Sabres' ninth straight win puts their character and depth on display: 5 thoughts
Buffalo is one win away from matching a franchise record and firmly back in the playoff hunt.
Before the Buffalo Sabres left for another three-game road trip, Lindy Ruff spoke about the sobering reality of the team’s winning streak. The team’s slow start and the congested nature of the Eastern Conference playoff picture didn’t give them any room to breathe. The streak merely put them back in the fight.
“We’ve got that understanding and we know how tight the standings are, so you feel like, ‘Boy we have to win another one,’” Ruff said. “You have to keep winning because it’s packed in there tight and a win takes you up four places. A loss with other teams playing could take you down.”
The Sabres kept winning in St. Louis. After falling behind 2-1 in the first period Monday night, they clawed back to get a 4-2 win and extend the streak to nine games. Again, they did it without their top players carrying them. Tage Thompson and Rasmus Dahlin didn’t have a point, but the Sabres’ next layer of scoring stepped up. Noah Ostlund, Alex Tuch and Zach Benson all chipped in goals, while Peyton Krebs got the empty-netter to seal the game. And the winning streak has reached the point where only five teams in franchise history can match it.

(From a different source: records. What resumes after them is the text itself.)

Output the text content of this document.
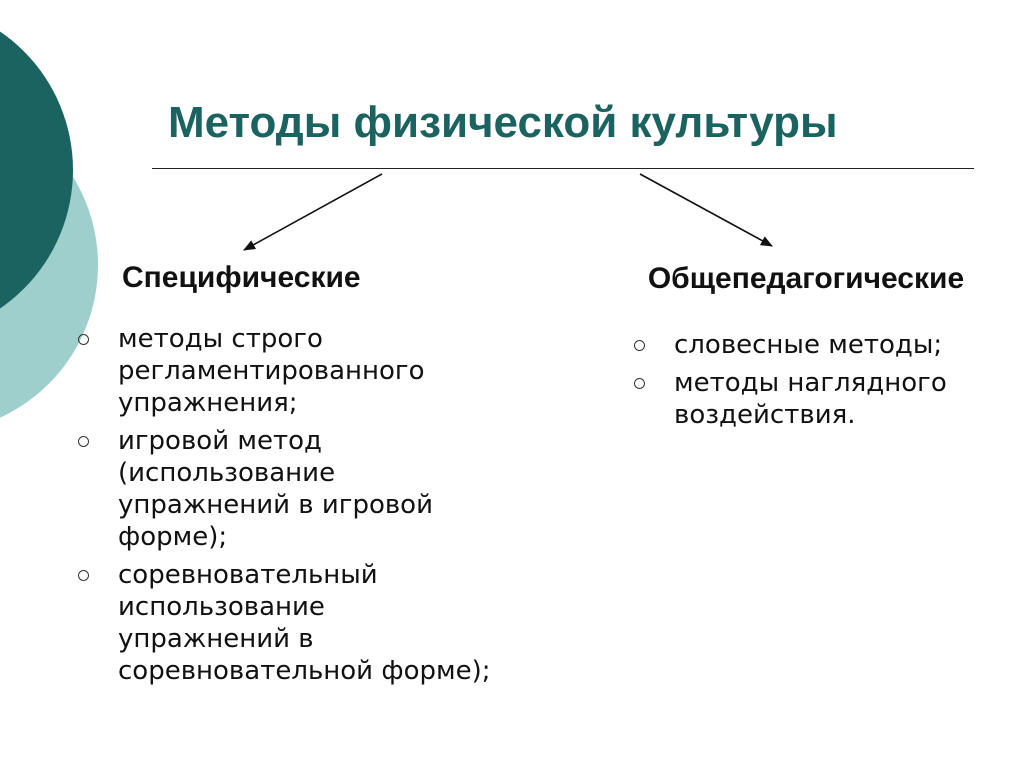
Методы физической культуры
Специфические	Общепедагогические
методы строго регламентированного упражнения;
игровой метод (использование упражнений в игровой форме);
соревновательный использование упражнений в соревновательной форме);
словесные методы;
методы наглядного воздействия.
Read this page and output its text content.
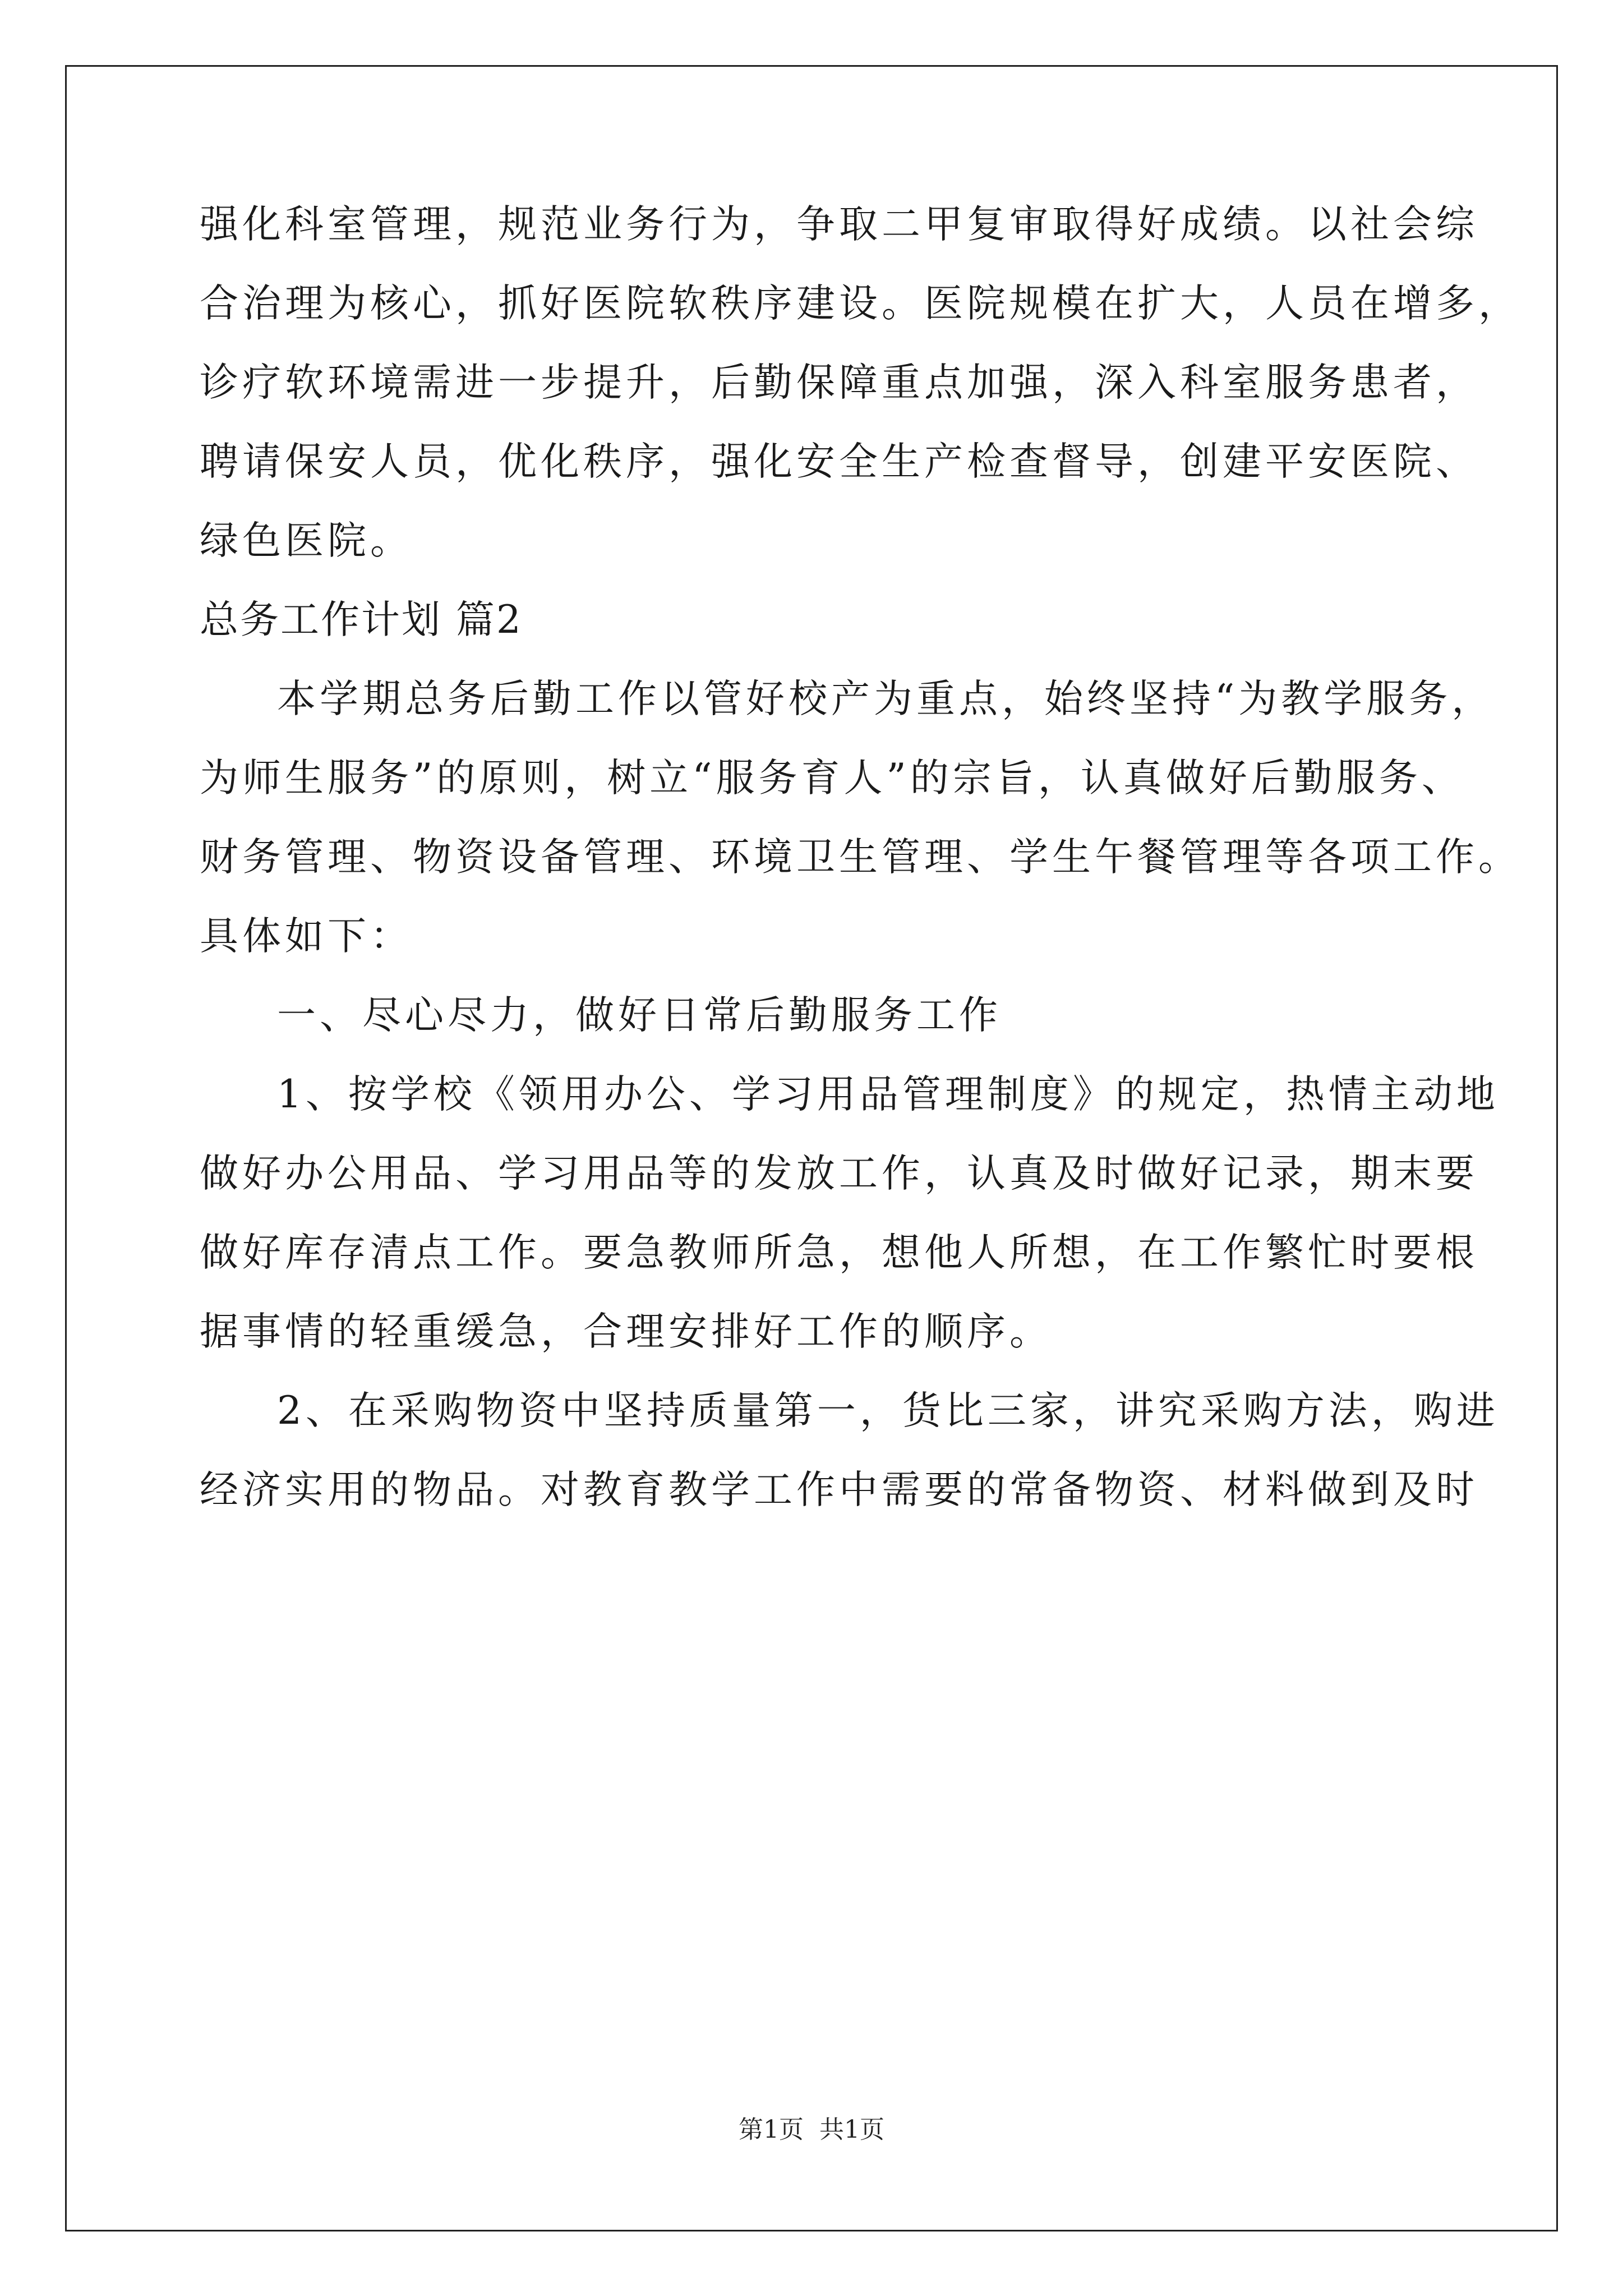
强化科室管理，规范业务行为，争取二甲复审取得好成绩。以社会综
合治理为核心，抓好医院软秩序建设。医院规模在扩大，人员在增多，
诊疗软环境需进一步提升，后勤保障重点加强，深入科室服务患者，
聘请保安人员，优化秩序，强化安全生产检查督导，创建平安医院、
绿色医院。
总务工作计划 篇2
本学期总务后勤工作以管好校产为重点，始终坚持“为教学服务，
为师生服务”的原则，树立“服务育人”的宗旨，认真做好后勤服务、
财务管理、物资设备管理、环境卫生管理、学生午餐管理等各项工作。
具体如下：
一、尽心尽力，做好日常后勤服务工作
1、按学校《领用办公、学习用品管理制度》的规定，热情主动地
做好办公用品、学习用品等的发放工作，认真及时做好记录，期末要
做好库存清点工作。要急教师所急，想他人所想，在工作繁忙时要根
据事情的轻重缓急，合理安排好工作的顺序。
2、在采购物资中坚持质量第一，货比三家，讲究采购方法，购进
经济实用的物品。对教育教学工作中需要的常备物资、材料做到及时
第1页  共1页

“It’s a pretty good vibe around here, eh?” Benson said with a smile after the game.
That’s an understatement. The Sabres are now one win away from matching the franchise-record of 10 straight wins, which the 2018-19, 2006-07 and 1983-84 teams all hit. Of the six Sabres teams to have a nine-game winning streak in a season, only the 2018-19 team failed to reach the postseason.

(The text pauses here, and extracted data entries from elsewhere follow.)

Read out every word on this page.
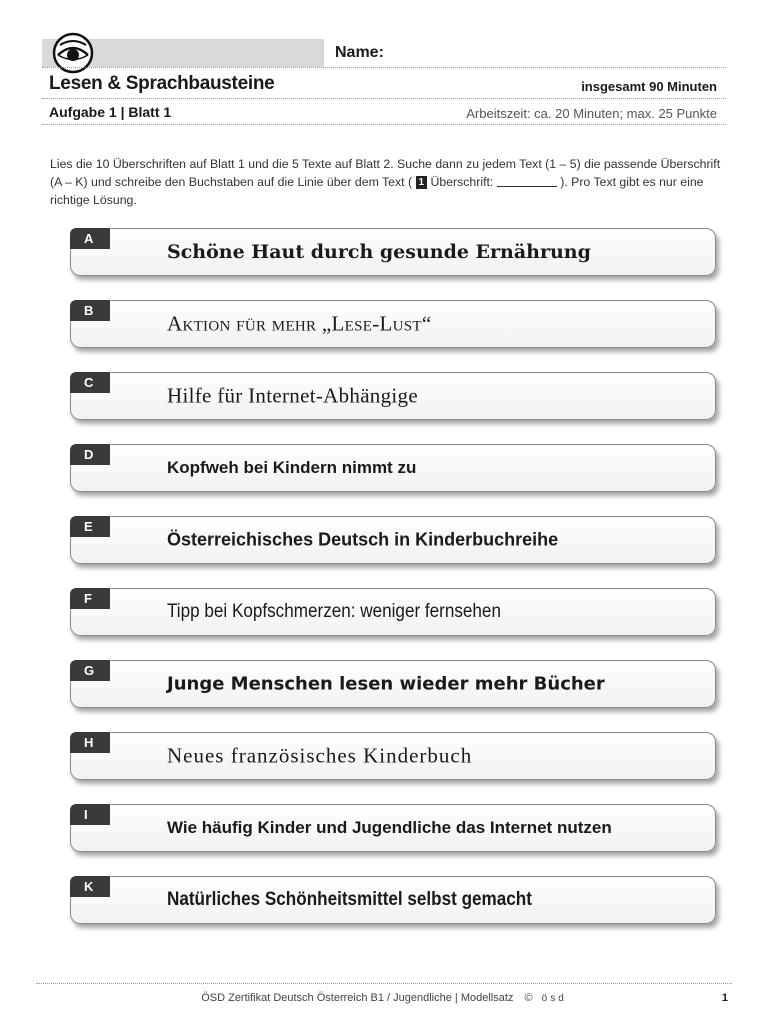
Name:
Lesen & Sprachbausteine	insgesamt 90 Minuten
Aufgabe 1 | Blatt 1	Arbeitszeit: ca. 20 Minuten; max. 25 Punkte
Lies die 10 Überschriften auf Blatt 1 und die 5 Texte auf Blatt 2. Suche dann zu jedem Text (1 – 5) die passende Überschrift (A – K) und schreibe den Buchstaben auf die Linie über dem Text ( 1 Überschrift:	). Pro Text gibt es nur eine richtige Lösung.
A
Schöne Haut durch gesunde Ernährung
B
Aktion für mehr „Lese-Lust“
C
Hilfe für Internet-Abhängige
D
Kopfweh bei Kindern nimmt zu
E
Österreichisches Deutsch in Kinderbuchreihe
F
Tipp bei Kopfschmerzen: weniger fernsehen
G
Junge Menschen lesen wieder mehr Bücher
H
Neues französisches Kinderbuch
I
Wie häufig Kinder und Jugendliche das Internet nutzen
K
Natürliches Schönheitsmittel selbst gemacht
ÖSD Zertifikat Deutsch Österreich B1 / Jugendliche | Modellsatz © ösd	1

The playoffs aren’t a given for this year’s Sabres, but they’ve now made it a real possibility. Coming into this game, The Athletic’s model had the Sabres’ playoff chances at around 37 percent, while MoneyPuck had them at 39 percent. They are two points behind the Montreal Canadiens for third place in the Atlantic Division, tied with the Florida Panthers for the final wild-card spot in the Eastern Conference and are in the top eight in points percentage.
The win over the Blues was emblematic of the Sabres’ winning streak. They handled adversity, got contributions from all over the lineup and played a sound defensive game once they got the lead.
Results like these can change the entire conversation about a team, but veteran forward Jason Zucker views them as an ongoing progression that dates back to last season.
“It’s great to see,” Zucker said Saturday. “It’s funny how these things turn from conversations we had last year and the way you guys felt about certain things last year. Honestly, not much has changed. We’re just winning games. It’s funny how the whole rhetoric changes when you win a game rather than lose a game and you really did the same exact thing.
“We’re playing well. We’re playing, I think, better hockey. It’s been fun to watch, but ultimately it’s a work in progress. We’re not where we need to be and we’re going to continue getting better.”
The signs of maturity are there. Strong goaltending has carried the Sabres at times, while the careless turnovers and defensive zone gaffes have been significantly reduced. The depth of scoring has been on display nightly.